ポプリ
 それは優しい魔力。

 それは優しい彼女の力。

 けれどもそれは祖母の姿を隠してしまう。消してしまう。“ここ”から、連れ去ってしまう──。

 
 気が付いたら、祖母の服の裾を掴んで強く引っ張っていた。そうしなければ彼女がどこかへ消えてしまいそうだった。シャンリーが不安がっていた理由が解った気がした。

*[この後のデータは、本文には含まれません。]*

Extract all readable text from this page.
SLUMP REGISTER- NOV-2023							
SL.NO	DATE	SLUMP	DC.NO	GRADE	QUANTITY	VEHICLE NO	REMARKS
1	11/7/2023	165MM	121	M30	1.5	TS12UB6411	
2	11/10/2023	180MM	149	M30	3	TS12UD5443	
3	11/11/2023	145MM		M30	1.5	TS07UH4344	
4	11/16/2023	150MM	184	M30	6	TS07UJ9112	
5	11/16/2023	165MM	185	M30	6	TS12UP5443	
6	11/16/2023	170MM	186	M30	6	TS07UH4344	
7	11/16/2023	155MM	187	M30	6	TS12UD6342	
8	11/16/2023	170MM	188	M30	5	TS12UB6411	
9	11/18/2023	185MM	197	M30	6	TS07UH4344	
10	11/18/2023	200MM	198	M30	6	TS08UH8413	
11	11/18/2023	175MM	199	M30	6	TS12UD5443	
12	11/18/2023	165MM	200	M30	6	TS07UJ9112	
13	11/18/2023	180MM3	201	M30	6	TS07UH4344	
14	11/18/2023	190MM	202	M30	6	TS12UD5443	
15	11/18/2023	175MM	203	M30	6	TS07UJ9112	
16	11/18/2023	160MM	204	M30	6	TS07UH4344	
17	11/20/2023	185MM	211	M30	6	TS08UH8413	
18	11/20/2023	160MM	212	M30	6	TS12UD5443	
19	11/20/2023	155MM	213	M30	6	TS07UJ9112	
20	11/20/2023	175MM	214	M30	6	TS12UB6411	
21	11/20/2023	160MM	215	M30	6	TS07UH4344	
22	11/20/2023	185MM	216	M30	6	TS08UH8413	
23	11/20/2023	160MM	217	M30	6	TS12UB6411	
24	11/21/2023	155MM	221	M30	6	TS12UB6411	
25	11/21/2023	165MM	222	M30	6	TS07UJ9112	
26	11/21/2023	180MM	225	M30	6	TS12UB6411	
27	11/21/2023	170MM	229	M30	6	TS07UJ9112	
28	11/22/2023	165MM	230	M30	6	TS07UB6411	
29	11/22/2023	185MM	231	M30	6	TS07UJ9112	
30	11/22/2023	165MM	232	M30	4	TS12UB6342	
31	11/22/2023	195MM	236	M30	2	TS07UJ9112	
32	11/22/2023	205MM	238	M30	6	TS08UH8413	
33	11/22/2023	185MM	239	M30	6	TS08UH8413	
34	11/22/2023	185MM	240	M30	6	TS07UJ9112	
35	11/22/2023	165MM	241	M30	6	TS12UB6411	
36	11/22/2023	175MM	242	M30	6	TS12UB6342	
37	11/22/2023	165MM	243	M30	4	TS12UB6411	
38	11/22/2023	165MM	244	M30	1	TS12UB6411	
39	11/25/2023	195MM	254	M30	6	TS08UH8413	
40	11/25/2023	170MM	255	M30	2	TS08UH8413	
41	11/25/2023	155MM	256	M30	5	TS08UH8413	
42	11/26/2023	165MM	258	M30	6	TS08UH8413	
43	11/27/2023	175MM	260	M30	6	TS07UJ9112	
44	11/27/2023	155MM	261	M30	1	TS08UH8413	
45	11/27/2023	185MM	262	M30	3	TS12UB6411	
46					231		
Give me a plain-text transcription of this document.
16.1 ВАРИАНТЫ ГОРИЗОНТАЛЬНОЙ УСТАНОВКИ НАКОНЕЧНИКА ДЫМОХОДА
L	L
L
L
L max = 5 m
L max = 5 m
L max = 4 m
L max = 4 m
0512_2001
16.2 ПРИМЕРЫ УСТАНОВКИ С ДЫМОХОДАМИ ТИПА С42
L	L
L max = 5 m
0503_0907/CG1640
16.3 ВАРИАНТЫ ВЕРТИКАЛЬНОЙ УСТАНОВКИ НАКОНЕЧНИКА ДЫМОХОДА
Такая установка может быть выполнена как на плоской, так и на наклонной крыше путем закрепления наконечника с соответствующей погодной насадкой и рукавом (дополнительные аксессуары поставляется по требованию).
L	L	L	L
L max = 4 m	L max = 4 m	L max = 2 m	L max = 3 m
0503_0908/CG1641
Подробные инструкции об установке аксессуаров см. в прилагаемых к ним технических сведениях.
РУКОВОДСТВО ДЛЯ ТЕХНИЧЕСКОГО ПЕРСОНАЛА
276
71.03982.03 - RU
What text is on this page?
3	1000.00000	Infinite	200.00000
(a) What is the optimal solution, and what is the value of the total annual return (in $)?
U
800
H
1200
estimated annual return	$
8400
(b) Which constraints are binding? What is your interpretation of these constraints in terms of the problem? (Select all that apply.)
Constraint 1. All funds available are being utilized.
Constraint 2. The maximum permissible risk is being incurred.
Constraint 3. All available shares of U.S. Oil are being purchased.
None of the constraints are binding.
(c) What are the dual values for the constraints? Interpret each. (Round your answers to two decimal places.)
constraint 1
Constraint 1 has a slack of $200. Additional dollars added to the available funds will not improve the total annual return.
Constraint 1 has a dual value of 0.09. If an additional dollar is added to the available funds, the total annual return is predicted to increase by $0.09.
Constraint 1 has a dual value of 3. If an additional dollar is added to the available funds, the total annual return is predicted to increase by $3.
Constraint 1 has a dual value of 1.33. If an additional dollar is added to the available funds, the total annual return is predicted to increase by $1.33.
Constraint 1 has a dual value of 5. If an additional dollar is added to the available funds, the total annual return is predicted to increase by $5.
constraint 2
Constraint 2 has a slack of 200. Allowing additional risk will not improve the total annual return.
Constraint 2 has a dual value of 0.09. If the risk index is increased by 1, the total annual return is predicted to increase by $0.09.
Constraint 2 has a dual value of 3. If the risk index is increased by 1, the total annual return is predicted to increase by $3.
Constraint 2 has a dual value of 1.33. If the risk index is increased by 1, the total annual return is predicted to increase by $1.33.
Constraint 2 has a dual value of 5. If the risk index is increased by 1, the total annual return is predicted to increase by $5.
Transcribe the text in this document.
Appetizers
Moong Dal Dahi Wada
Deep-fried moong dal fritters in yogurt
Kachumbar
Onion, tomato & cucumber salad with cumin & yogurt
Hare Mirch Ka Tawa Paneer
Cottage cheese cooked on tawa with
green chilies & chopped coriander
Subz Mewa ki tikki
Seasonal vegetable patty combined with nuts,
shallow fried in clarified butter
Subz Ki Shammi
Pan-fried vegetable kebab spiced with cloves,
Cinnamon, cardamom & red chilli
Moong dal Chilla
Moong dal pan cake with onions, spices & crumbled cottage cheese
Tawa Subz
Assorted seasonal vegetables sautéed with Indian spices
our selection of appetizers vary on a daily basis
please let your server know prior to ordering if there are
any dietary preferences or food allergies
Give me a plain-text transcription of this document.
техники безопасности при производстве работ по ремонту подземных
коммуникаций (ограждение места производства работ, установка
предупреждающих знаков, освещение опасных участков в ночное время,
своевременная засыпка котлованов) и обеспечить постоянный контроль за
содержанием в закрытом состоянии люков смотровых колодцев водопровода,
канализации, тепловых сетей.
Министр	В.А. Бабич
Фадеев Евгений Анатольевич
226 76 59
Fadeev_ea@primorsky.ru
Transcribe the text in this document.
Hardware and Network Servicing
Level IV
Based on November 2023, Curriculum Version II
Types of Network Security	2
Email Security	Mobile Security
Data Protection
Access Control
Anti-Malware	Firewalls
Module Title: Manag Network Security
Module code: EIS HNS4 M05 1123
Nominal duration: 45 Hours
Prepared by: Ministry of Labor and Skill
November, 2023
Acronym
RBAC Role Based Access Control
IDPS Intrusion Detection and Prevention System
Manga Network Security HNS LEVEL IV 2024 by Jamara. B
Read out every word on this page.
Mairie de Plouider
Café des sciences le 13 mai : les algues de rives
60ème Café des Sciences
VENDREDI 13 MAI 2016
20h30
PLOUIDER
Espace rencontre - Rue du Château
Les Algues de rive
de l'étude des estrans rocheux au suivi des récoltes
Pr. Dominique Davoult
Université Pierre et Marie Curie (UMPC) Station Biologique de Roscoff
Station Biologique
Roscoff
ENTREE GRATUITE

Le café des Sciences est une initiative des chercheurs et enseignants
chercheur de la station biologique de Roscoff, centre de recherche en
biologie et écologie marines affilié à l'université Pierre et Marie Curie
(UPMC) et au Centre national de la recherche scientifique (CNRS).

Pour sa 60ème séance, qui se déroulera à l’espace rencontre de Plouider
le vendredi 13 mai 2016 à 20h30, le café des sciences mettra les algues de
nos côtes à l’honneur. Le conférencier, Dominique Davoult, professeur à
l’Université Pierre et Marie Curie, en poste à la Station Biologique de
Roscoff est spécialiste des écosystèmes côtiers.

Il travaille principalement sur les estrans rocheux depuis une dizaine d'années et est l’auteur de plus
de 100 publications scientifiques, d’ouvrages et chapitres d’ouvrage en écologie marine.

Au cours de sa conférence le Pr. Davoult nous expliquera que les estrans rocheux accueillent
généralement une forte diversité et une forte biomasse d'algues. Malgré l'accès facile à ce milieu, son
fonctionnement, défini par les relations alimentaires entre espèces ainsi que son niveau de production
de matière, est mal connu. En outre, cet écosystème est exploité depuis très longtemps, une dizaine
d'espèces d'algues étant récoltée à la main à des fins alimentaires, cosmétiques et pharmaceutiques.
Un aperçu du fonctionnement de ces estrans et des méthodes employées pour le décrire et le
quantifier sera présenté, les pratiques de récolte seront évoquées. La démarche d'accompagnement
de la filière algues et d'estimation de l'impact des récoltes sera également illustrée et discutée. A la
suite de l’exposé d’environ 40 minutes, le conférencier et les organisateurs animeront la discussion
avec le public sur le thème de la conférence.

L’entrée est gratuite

 リディルはゆるりと麗龍へ顔を向けて、そして申し訳なさそうに微笑んだ。

「ごめんね。怖い想い、させた?」

「ばあちゃん……」

「うん、本当、私は……フェイみたいに、上手く出来ないなぁ……」

 ごめんね、ともう一度囁いて、リディルは麗龍の頭を撫でた。

 その温かな手は、確かに麗龍にぬくもりをくれるのだけれど。

 同時に、酷い喪失感を覚えた。

「ばあちゃん、俺に召喚術教えて」

 今でなければ駄目だと思った。

 今でなければ、もう、教えを乞うことが出来なくなる。

「いいよ」

 不安そうに瞳を揺らす麗龍を安心させるように、リディルは柔らかく微笑む。

「にゃんにゃん先生に負けない、いいお師匠様にならないといけないね」

 麗龍は泣き笑いの顔で、しっかりと頷いた。



 リディアーナ=グリフィノーは『精霊王』。

 それは一族の者だけが知る真実。

 その力は人の器に留めておけない。そして、留めておいてはらなぬものなのだろう。新しい精霊たちの目覚めの為に。

 
 麗龍は急いで彼女の教えを自分のものにしなければならなかった。

 祖母が家族のものではなく、『世界』のものになる前に。